Prasetyo yang juga memiliki usaha produksi camilan ringan ini bersyukur, dengan adanya rumah makan ini, belut tangkapannya bisa diserap di desa. ”Per minggu bisa setor ke BUMDes sekitar 10 kilogram belut,” katanya.
Kepala Desa Tejasari Suyatno mengatakan, belut yang jadi potensi lokal di desanya masih terbatas karena hanya bisa dicari pada musim tanam padi hingga padi mulai menguning atau selama dua bulan. Jika di desanya padi ditanam dua kali dalam setahun, hanya ada empat bulan musim belut. Oleh karena itu, untuk memenuhi kebutuhan rumah makan, belut juga didatangkan dari Pemalang dan Kroya, Cilacap.
Meski demikian, Suyatno bersyukur belut masih ada di desanya. ”Belut ditemukan di sawah berlumpur 50-70 sentimeter. Dengan adanya belut, tanah pun subur. Ini juga menandakan areal sawah di tempat kami masih alami,” tuturnya.
Suyatno menyebutkan, desa yang dihuni 2.892 jiwa atau sekitar 800 keluarga ini pada 2012 termasuk dalam kategori desa miskin. Seiring waktu, medio 2017, desa ini masuk kategori berkembang. Di desa ini, sebagian besar atau 65 persen warganya adalah petani.
Kini, pada periode kedua masa pemerintahannya, Suyatno berharap desanya masuk kategori maju dan bahkan bermimpi bisa masuk kategori mandiri. Terlebih dengan kehadiran Rumah Makan Sawah Datar.
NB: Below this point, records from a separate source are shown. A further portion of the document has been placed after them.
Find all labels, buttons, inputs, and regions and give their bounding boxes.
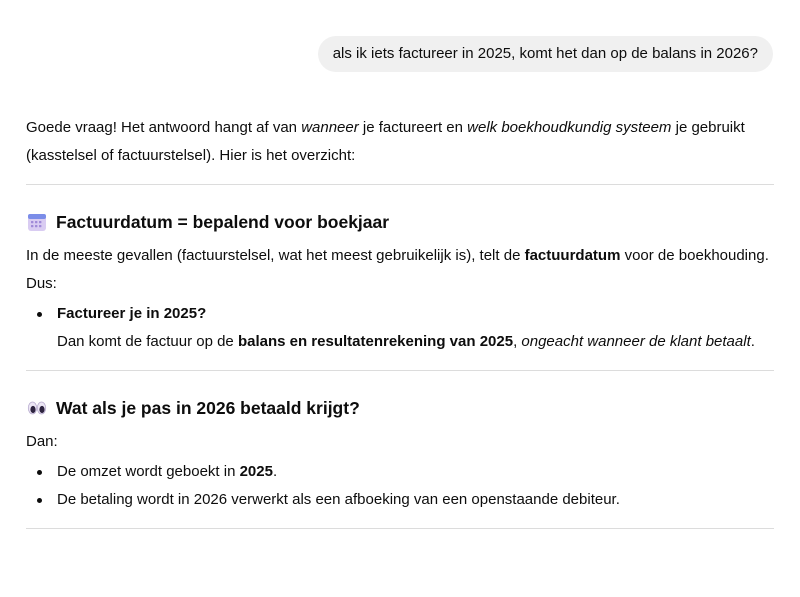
bullet-bold: 2025	[239, 463, 273, 480]
bullet-text: De betaling wordt in 2026 verwerkt als een afboeking van een openstaande debiteur.	[57, 491, 620, 508]
bullet-text: .	[272, 463, 278, 480]
list-item	[26, 486, 774, 514]
calendar-icon	[26, 211, 48, 233]
para-text: In de meeste gevallen (factuurstelsel, wat het meest gebruikelijk is), telt de	[26, 247, 525, 264]
list-item	[26, 300, 774, 356]
section2-bullet-list	[26, 458, 774, 514]
section-heading-factuurdatum	[26, 209, 774, 235]
intro-emphasis: wanneer	[301, 119, 359, 136]
bullet-text: Dan komt de factuur op de	[57, 333, 238, 350]
intro-emphasis: welk boekhoudkundig systeem	[467, 119, 672, 136]
section-divider	[26, 184, 774, 185]
bullet-text: De omzet wordt geboekt in	[57, 463, 240, 480]
section-divider	[26, 370, 774, 371]
assistant-message	[26, 114, 774, 553]
section-heading-text: Factuurdatum = bepalend voor boekjaar	[56, 212, 390, 232]
section1-bullet-list	[26, 300, 774, 356]
para-bold: factuurdatum	[524, 247, 621, 264]
intro-text: Goede vraag! Het antwoord hangt af van	[26, 119, 302, 136]
user-message-bubble: als ik iets factureer in 2025, komt het dan op de balans in 2026?	[318, 36, 773, 72]
para-text: voor de boekhouding. Dus:	[26, 247, 769, 292]
intro-paragraph	[26, 114, 774, 170]
bullet-title: Factureer je in 2025?	[57, 305, 207, 322]
list-item	[26, 458, 774, 486]
section-heading-betaling	[26, 395, 774, 421]
intro-text: je factureert en	[358, 119, 468, 136]
section-divider	[26, 528, 774, 529]
bullet-emphasis: ongeacht wanneer de klant betaalt	[521, 333, 751, 350]
bullet-text: ,	[513, 333, 522, 350]
section1-paragraph	[26, 242, 774, 298]
bullet-bold: balans en resultatenrekening van 2025	[237, 333, 514, 350]
eyes-icon	[26, 397, 48, 419]
section2-paragraph: Dan:	[26, 433, 58, 450]
section-heading-text: Wat als je pas in 2026 betaald krijgt?	[56, 398, 360, 418]
intro-text: je gebruikt (kasstelsel of factuurstelsel). Hier is het overzicht:	[26, 119, 745, 164]
bullet-text: .	[750, 333, 755, 350]
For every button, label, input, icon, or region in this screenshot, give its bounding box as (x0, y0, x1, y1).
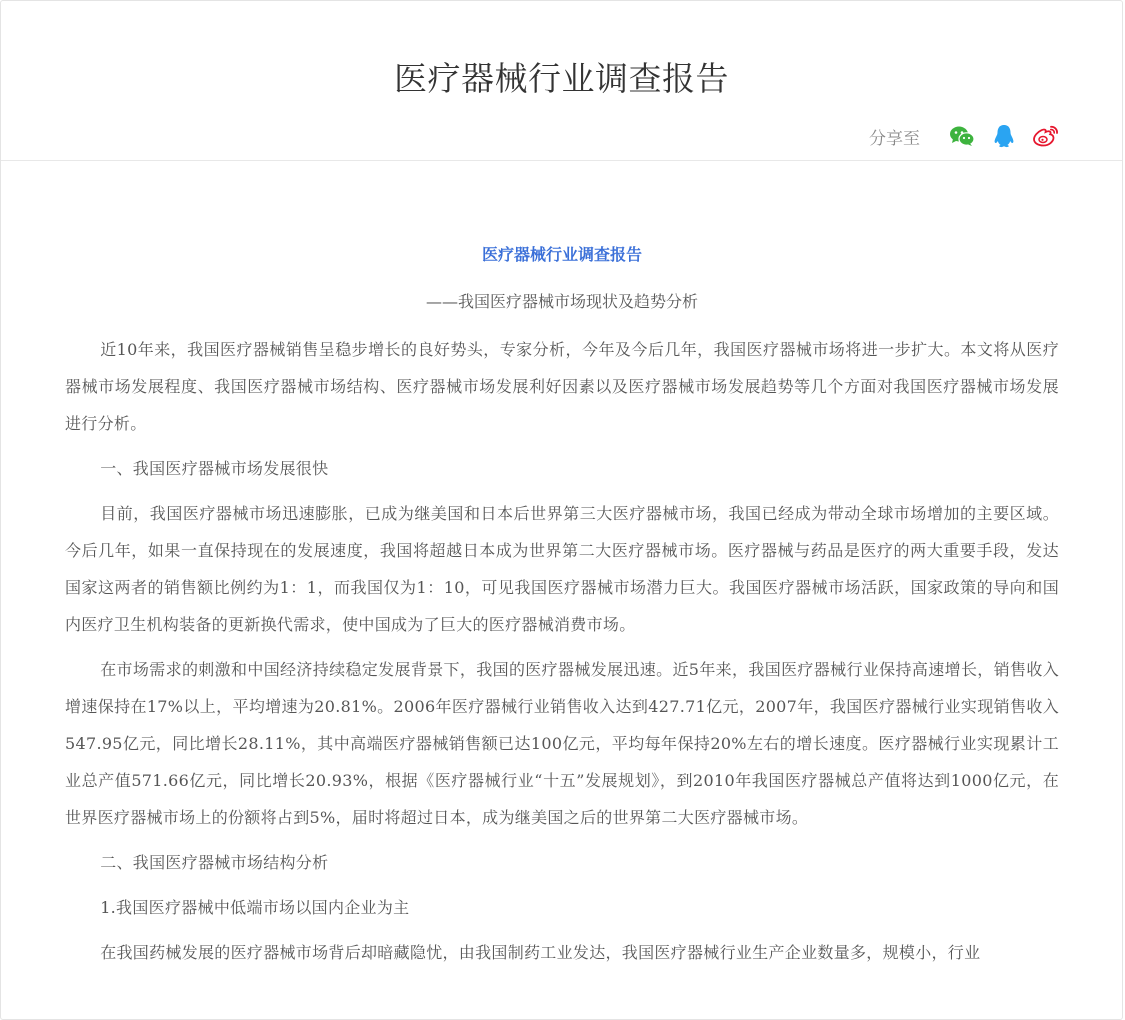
paragraph-market-growth: 目前，我国医疗器械市场迅速膨胀，已成为继美国和日本后世界第三大医疗器械市场，我国已经成为带动全球市场增加的主要区域。今后几年，如果一直保持现在的发展速度，我国将超越日本成为世界第二大医疗器械市场。医疗器械与药品是医疗的两大重要手段，发达国家这两者的销售额比例约为1：1，而我国仅为1：10，可见我国医疗器械市场潜力巨大。我国医疗器械市场活跃，国家政策的导向和国内医疗卫生机构装备的更新换代需求，使中国成为了巨大的医疗器械消费市场。 (65, 504, 1059, 634)
paragraph-low-end-market: 在我国药械发展的医疗器械市场背后却暗藏隐忧，由我国制药工业发达，我国医疗器械行业生产企业数量多，规模小，行业 (100, 943, 981, 962)
paragraph-intro: 近10年来，我国医疗器械销售呈稳步增长的良好势头，专家分析，今年及今后几年，我国医疗器械市场将进一步扩大。本文将从医疗器械市场发展程度、我国医疗器械市场结构、医疗器械市场发展利好因素以及医疗器械市场发展趋势等几个方面对我国医疗器械市场发展进行分析。 (65, 340, 1059, 433)
section-heading-1: 一、我国医疗器械市场发展很快 (100, 459, 329, 478)
article-body (65, 241, 1059, 979)
wechat-icon[interactable] (948, 122, 976, 150)
qq-icon[interactable] (990, 122, 1018, 150)
paragraph-market-data: 在市场需求的刺激和中国经济持续稳定发展背景下，我国的医疗器械发展迅速。近5年来，我国医疗器械行业保持高速增长，销售收入增速保持在17%以上，平均增速为20.81%。2006年医疗器械行业销售收入达到427.71亿元，2007年，我国医疗器械行业实现销售收入547.95亿元，同比增长28.11%，其中高端医疗器械销售额已达100亿元，平均每年保持20%左右的增长速度。医疗器械行业实现累计工业总产值571.66亿元，同比增长20.93%，根据《医疗器械行业“十五”发展规划》，到2010年我国医疗器械总产值将达到1000亿元，在世界医疗器械市场上的份额将占到5%，届时将超过日本，成为继美国之后的世界第二大医疗器械市场。 (65, 660, 1059, 827)
article-title: 医疗器械行业调查报告 (481, 245, 642, 264)
article-subtitle: ——我国医疗器械市场现状及趋势分析 (425, 292, 698, 311)
share-label: 分享至 (869, 128, 920, 149)
page-header (1, 1, 1122, 161)
subsection-heading-1: 1.我国医疗器械中低端市场以国内企业为主 (100, 898, 410, 917)
section-heading-2: 二、我国医疗器械市场结构分析 (100, 853, 329, 872)
page-title: 医疗器械行业调查报告 (394, 59, 729, 98)
share-bar (869, 122, 1060, 150)
weibo-icon[interactable] (1032, 122, 1060, 150)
”Kami ingin Desa Tejasari, yang meski sangat terpencil ini, dengan usaha BUMDes dan usaha resto dan wisata sawah ini, muaranya meningkatkan kesejahteraan masyarakat,” katanya.
Dana desa
Suyatno menyampaikan, rumah makan dan jembatan bambu itu dibangun di atas tanah kas desa seluas 1 hektar. Pembangunannya menelan biaya hingga Rp 300 juta dan dialokasikan dari dana desa dalam kurun dua tahun anggaran.
Pada 2020, Desa Tejasari mendapatkan dana desa sebanyak Rp 70 juta dan pada 2021 mendapat Rp 250 juta. Rumah makan di tengah sawah ini dilengkapi tiga saung atau gazebo masing-masing berukuran 18 meter x 4 meter, 9 meter x 4 meter, dan 6 meter x 4 meter. ”Tempat ini biasa dipakai untuk rapat-rapat kantor, juga dinas ataupun komunitas. Kapasitasnya bisa untuk sekitar 70 orang,” ujarnya.
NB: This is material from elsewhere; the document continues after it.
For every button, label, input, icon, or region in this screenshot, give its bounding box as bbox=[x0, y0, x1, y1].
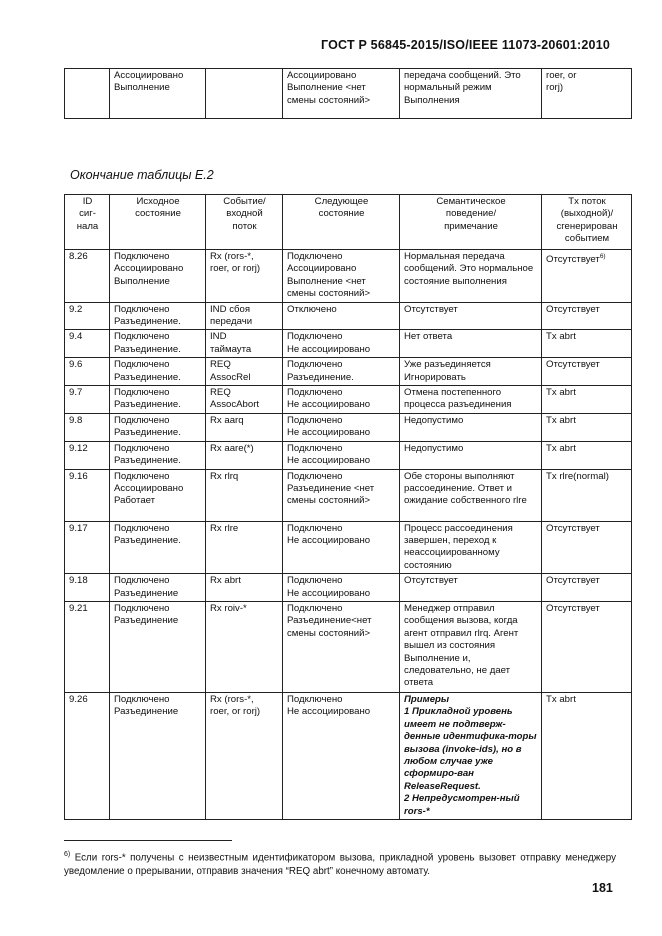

Ia menambahkan, setiap karyawan di Rumah Makan Sawah Datar bisa mendapatkan upah Rp 1,5 juta hingga Rp 2 juta per bulan. Bahkan, desa juga mendapatkan pendapatan asli desa sebesar Rp 2 juta per bulan dari rumah makan ini.
Untuk selanjutnya, pihak desa juga akan mengembangkan wisata tepi sungai untuk jalur jelajah mobil jip. Desanya juga akan menjalin kerja sama dengan desa sekitar untuk membuat wisata bertema desa dan pertanian. Dengan demikian, sawah dan desa bisa dinikmati masyarakat kota. Ekonomi di desa pun menggeliat. ”Teja itu sinar. Sari itu rasa. Kalau orang dulu bilang, orang yang datang ke sini akan kerasan,” ucap Suyatno.
Dengan angka kemiskinan pada 2020 mencapai 15,90, Kabupaten Purbalingga menduduki peringkat kelima sebagai kabupaten termiskin se-Jawa Tengah. Dengan kata lain, peringkat kemiskinannya lebih baik dibandingkan Kabupaten Kebumen, Wonosobo, Brebes, dan Pemalang. Kreativitas dan inovasi dari Desa Tejasari dengan Rumah Makan Sawah Datar dan BUMDes Berkahsari diharapkan bisa jadi inspirasi pengembangan desa lain.
Sedapnya belut sambal ijo di Rumah Makan Sawah Datar pun kiranya kian menyokong geliat masyarakat desa. Saatnya manjakan lidah dan mata dengan hamparan sawah di Desa Tejasari.